Parfois, il faut sortir des sentiers battus pour découvrir des petits bijoux… Ce fût sous ce signe que les premières journées de notre périble au Bas-Saint-Laurent pour le guide Ulysse s’est dessiné.

Après avoir visité Saint-Pacôme et sa magnifique auberge dans le presbytère, nous avons passé la nuit dans un gîte à La Pocatière. Un gîte où les gens sont si passionnés par l’art de recevoir qu’on s’y sent à la maison. Les propriétaires du gîte La Chevrière nous reçoivent comme si on était de la famille.

Avec Louise qui expose ses toiles dans un petit salon au deuxième étage, et les magnifiques antiquités bretonnes qui garnissent la maison, on y retrouve calme et tranquilité; loin de la mer soit, mais avec un paysage qui vaut le détour!

Il faut oser sortir de la route qui longe la mer. La beauté se cache parfois à des endroits plus discrets…
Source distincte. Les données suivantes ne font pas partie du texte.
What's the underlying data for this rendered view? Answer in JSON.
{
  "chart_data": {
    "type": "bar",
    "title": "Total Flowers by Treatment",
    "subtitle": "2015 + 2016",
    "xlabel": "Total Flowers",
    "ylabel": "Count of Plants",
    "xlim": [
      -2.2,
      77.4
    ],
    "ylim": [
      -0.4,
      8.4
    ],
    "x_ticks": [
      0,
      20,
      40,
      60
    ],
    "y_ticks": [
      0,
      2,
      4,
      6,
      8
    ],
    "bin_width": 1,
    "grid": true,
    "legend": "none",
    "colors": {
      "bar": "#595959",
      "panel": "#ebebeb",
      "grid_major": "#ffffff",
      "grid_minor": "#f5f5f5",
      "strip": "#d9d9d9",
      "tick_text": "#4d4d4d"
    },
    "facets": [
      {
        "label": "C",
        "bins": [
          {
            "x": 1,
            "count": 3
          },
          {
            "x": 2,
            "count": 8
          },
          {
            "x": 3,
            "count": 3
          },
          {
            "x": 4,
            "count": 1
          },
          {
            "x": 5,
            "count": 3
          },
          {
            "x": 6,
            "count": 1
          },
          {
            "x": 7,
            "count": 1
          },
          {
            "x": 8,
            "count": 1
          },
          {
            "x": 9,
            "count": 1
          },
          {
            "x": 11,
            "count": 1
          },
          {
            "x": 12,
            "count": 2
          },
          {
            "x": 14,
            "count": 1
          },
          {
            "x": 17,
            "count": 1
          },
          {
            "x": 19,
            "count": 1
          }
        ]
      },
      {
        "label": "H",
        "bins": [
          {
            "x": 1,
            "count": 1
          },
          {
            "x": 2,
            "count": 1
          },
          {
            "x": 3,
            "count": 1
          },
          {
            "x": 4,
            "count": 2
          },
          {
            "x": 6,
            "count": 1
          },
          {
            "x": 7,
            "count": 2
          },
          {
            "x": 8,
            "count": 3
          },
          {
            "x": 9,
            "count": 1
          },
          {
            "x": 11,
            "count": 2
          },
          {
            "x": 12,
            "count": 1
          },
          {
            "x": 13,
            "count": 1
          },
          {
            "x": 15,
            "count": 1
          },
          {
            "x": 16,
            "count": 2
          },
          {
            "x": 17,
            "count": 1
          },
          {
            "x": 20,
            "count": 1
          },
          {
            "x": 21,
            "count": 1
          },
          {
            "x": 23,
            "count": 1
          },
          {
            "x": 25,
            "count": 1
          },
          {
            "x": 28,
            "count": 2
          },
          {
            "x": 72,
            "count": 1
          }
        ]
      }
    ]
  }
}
Dormir dans un sous-marin…

Nous sommes à quelques heures de s’engouffrer dans l’Onondaga, le seul sous-marin de l’armée canadienne qu’on peut visiter au pays… Mais non seulement on peut le visiter… on peut y vivre une expérience nocturne.

Après une visite de jour de ce sous-marin amarré au Site historique maritine de la Pointe-au-Père, nous irons vivre l’Opération November, celle de vivre tel un sous-marinier avec des tâches et des mises en situation. Je peux vous dire qu’avec une bédaine de 32 semaines, cette aventure risque d’être très… cocasse!

Je vous promets des nouvelles dès demain, à notre sortie de cette expérience hors de l’ordinaire…

Direction Bas-Saint-Laurent

Nous sommes partis le 13 août dernier pour parcourir le Bas-Saint-Laurent et la Gaspésie à la recherche de nouveaux hébergements, attraits, restos et autres endroits pour le guide de voyage Ulysse Bas-Saint-Laurent/Gaspésie.

Le périple a débuté à l’entrée du Bas-Saint-Laurent, là où le paysage changent… les montagnes se dessinent et s’ajoutent au décor agricole de la région de Chaudière-Appalaches. À La Pocatière, on remarque tout de suite ce relief plus prononcé et surtout le fleuve qui, même de l’autoroute 20, s’élargit tout près de nos yeux.

Premier arrêt: L’Auberge Comme au premier jour à Saint-Pacôme. Le village de Saint-Pacôme ne se trouve pas sur le bord du fleuve, mais il faut parfois savoir s’éloigner pour mieux l’admirer… et découvrir de petits bijoux! Cette auberge installée de le presbytère du village a conservé son charme d’antan avec une restauration en respect avec les origines de l’endroit. Les petites planches ont été décapées avec soin pour revêtir leur couleur naturelle tandis que le mobilier rappelle celui du début du siècle.

La table de cette auberge propose des produits du terroir et favorise les achats locaux. Un bon endroit pour faire de merveilleuses découvertes culinaires!